De pronto se aturde, mira a la niña y comienza a mover los brazos para disolver la nube, derecha a izquierda, arriba y abajo, los pedazos humeantes más densos bailan entre los movimientos corporales del hombre antes de disolverse completamente. Siente el olor del tabaco y reconoce la nicotina con una extrema sensibilidad, se exaspera, y apresurando el paso, abandona el amplio dormitorio, baja las gradas en cuatro saltos  y sale al patio trasero.
Le resulta muy agradable el nuevo ambiente, tranquilo y libre de tensiones, y encuentra el siguiente pitazo sabroso –no quiero que fume- piensa, dice, advierte.  Mira el cigarrillo entre sus dedos y existe solo la mitad, levanta la cabeza y dirige la expulsión del humo condensado  hacia el frente; aparece por un instante una creciente varilla ploma que se dispersa lentamente en el calor.

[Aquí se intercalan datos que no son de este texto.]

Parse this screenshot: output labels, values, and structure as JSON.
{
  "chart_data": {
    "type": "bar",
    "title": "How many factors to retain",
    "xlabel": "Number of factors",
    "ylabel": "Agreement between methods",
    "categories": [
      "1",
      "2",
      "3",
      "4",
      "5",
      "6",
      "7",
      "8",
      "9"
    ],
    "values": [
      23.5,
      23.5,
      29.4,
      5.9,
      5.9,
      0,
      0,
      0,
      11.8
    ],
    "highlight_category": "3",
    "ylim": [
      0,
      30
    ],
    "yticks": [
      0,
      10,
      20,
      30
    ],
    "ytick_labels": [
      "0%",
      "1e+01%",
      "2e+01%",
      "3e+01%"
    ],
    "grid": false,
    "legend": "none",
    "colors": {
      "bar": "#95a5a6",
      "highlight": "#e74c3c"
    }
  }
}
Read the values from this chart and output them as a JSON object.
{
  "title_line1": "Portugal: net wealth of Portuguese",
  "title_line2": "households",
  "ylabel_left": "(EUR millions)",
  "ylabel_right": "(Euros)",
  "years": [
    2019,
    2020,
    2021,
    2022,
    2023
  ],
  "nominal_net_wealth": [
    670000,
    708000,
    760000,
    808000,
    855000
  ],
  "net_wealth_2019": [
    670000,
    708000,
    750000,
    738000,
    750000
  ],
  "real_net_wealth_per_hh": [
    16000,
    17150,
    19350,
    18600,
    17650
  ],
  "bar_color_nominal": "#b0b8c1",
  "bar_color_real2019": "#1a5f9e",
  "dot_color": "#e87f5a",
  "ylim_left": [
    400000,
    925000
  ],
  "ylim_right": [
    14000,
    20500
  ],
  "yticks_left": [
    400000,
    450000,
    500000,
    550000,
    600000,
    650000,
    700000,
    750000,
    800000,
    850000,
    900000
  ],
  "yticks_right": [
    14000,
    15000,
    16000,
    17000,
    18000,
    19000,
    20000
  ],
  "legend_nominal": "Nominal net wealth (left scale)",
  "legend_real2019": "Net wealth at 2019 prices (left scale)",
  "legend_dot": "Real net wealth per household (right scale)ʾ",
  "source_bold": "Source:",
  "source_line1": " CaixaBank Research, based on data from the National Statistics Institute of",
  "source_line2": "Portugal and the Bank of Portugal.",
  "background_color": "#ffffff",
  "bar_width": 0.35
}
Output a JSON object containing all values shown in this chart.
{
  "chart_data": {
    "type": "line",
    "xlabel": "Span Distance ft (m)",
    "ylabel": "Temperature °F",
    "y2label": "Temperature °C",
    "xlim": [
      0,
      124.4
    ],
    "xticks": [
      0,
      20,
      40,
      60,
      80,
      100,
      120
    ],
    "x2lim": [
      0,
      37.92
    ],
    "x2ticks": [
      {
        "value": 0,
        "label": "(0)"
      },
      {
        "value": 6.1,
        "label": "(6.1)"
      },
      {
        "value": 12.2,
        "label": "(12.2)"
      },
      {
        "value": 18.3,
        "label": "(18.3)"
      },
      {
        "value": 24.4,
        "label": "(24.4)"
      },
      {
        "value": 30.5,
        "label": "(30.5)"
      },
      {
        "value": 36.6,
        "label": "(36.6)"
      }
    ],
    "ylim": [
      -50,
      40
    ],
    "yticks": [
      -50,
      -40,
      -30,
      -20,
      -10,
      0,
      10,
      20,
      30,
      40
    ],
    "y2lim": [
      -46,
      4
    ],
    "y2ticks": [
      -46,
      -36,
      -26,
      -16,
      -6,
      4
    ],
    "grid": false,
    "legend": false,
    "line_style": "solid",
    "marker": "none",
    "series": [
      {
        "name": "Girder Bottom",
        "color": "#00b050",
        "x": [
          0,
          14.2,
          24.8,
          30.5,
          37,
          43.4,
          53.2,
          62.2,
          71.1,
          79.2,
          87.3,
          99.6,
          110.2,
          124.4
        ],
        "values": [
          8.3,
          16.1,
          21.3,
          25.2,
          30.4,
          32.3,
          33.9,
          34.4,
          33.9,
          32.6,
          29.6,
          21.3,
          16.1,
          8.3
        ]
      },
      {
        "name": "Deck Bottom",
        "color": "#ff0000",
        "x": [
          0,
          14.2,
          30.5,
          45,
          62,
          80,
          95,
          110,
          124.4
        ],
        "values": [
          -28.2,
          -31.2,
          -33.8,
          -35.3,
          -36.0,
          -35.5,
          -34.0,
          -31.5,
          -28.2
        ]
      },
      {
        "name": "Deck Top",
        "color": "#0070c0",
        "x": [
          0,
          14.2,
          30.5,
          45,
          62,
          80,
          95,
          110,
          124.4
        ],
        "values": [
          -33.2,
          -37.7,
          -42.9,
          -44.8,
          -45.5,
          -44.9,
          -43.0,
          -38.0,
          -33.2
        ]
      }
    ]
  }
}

Mira al frente y se percata de algo o alguien, rápidamente hace un gesto diplomático a una señora de cabeza blanca y pasitos frágiles, que saca su brazo encogido debajo de un chale y lo levanta con ánimos. La imagen de la mujer se empequeñece a medida que sigue por esa calle de muros altos y él la sigue con la vista, espera a que desaparezca. -Total- piensa- dobla en la esquina-. La mujer desaparece y la cabeza del hombre toma la orientación habitual.
Piensa en la muerte. Lo aturde la idea, pero no se exalta. Y no por propio estoicismo. El único miedo que lo paraliza, que abre sus grandes ojos corresponde al cambio. Y el cambio de estado, de vivo a muerto, es tal vez su peor pesadilla. Se ha acostumbrado a  vivir y no conoce otra forma de existir. Aceptar que todos sus objetos, como las ideas, emociones y sentimientos construidos en su vida, desaparecerán en un momento para él, es inaceptable. La vulnerabilidad que lo envuelve en ese pensamiento lo irrita y deprime.
Da el último pitazo al cigarrillo y expulsa lentamente el humo densísimo acumulado por las bocanadas que mutilaban al cigarrillo en cada inhalación. De repente pasa  una ráfaga de viento y los humos dispersos siguen el movimiento, como a bordo de un tren invisible. El mismo tren se lleva sus pensamientos de la muerte.
Poco después, arroja y pisa en el suelo las ascuas.
Regresa a su casa, dando dos pasos largos y empujando el umbral de la puerta. Cierra la puerta a sus espaldas y erguido, respira hondo, esperando disipar el humo de sus pulmones y las emociones. Sus cejas bien pobladas antes fruncidas, son influenciadas por el ejercicio y están ahora paralelas al horizonte, indicando serenidad. Adopta un bienestar en su pecho y se dice dos veces que todo va bien. Siente que es un hombre hogareño, un buen padre, y experimenta una felicidad efímera, interrumpida  inmediatamente por los pensamientos que surgen de sus miedos a los peligros que acompañan el camino de la vida.
Como una película se proyecta en su mente una película de suspenso. Sigue teniendo estos pensamientos hasta que, un poco hastiado, sacude la cabeza y pestañea dos veces.
Rubén Trujillo, hombre vehemente, se da cuenta.
Ha adquirido un compromiso, esta vez consciente y real. Su mente antes intolerante del compromiso ha cedido a la comprensión de lo que significa la responsabilidad, que nace del amor y de la valoración verdadera de cada una de las cosas de la vida.
-Qué extraña sensación…- piensa y dice –exigido, pero feliz-.
Se aleja de la puerta hacia las gradas caminando lento, las manos tomadas detrás de la espalda y silbando un ritmo, acompañado de vez en cuando con intentos de inglés, que terminan produciendo extraños sonidos ininteligibles.